Changes to the hypothalamic-pituitary-adrenal (HPA) axis are a hallmark of the cell danger response. They commence on CDR1 and resolve on exit from CDR3 to the health cycle.
Other stress signals help differentiate the CDR phase.
The involvement of the HPA axis can be assessed with a DUTCH test.
At CDR1, the cell gains cell autonomy to quarantine and repair the cell.
Healing remains incomplete until CDR3 is completed and cells reintegrate and take up their organ-specific role.
I like to use the analogy of the mitochondria being the fuse, the vagal nerve being the electrical wiring, and the brain being the switchboard.
When a cell is stressed, the mitochondria blow a fuse and blocks communication.
This cell autonomy remains until CDR3.
The last step of CDR3 requires the cell to re-establish bi-directional communication with the brain via the vagal nerve. Only then can the health cycle be re-established.
Naviaux has identified that many conditions, including POTS, Pandas, and mast cell activation, have a vagus nerve component.
Vagus nerve stimulation devices are showing extreme promise. Similarly, dental work can hamper vagal nerve functionality.
Naviaux’s model provides a framework for how to heal.
This approach provides a fundamentally different approach to the traditional medical model.
Firstly, the health cycle's importance is that it is not possible to restore health without attending to the fundamentals, including circadian rhythms, blood sugar regulation, and stressor load.

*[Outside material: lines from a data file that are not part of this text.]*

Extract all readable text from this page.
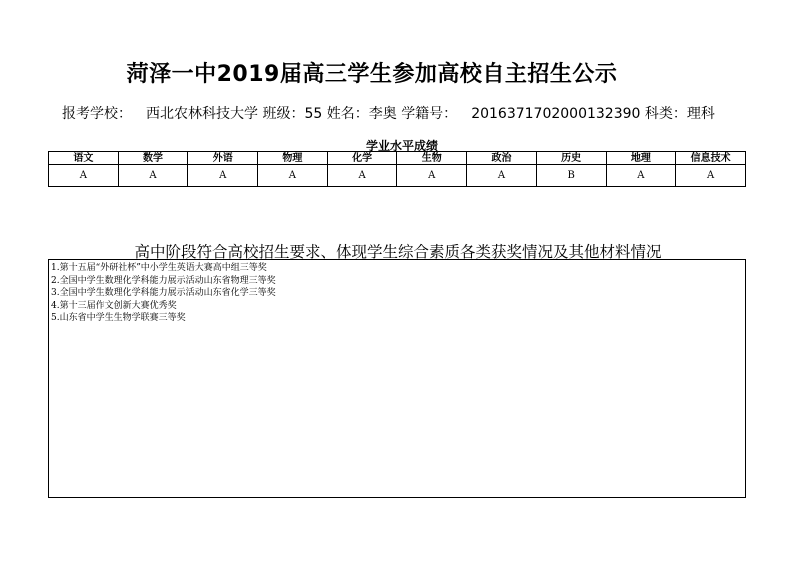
菏泽一中2019届高三学生参加高校自主招生公示
报考学校： 西北农林科技大学 班级：55 姓名：李奥 学籍号： 2016371702000132390 科类：理科
学业水平成绩
语文	数学	外语	物理	化学	生物	政治	历史	地理	信息技术
A	A	A	A	A	A	A	B	A	A
高中阶段符合高校招生要求、体现学生综合素质各类获奖情况及其他材料情况
1.第十五届“外研社杯”中小学生英语大赛高中组三等奖
2.全国中学生数理化学科能力展示活动山东省物理三等奖
3.全国中学生数理化学科能力展示活动山东省化学三等奖
4.第十三届作文创新大赛优秀奖
5.山东省中学生生物学联赛三等奖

You won’t get well in the same environment that you got sick in.
Secondly, the cell danger response cycle provides a framework for restoring cellular health through targeted mitochondrial interventions. This requires targeted support to repair (rather than manage biochemical reactions) based on blockages.
Will this approach make medicine traditional redundant? No. But it does provide a framework for a way to heal before an irreversible disease process is underway.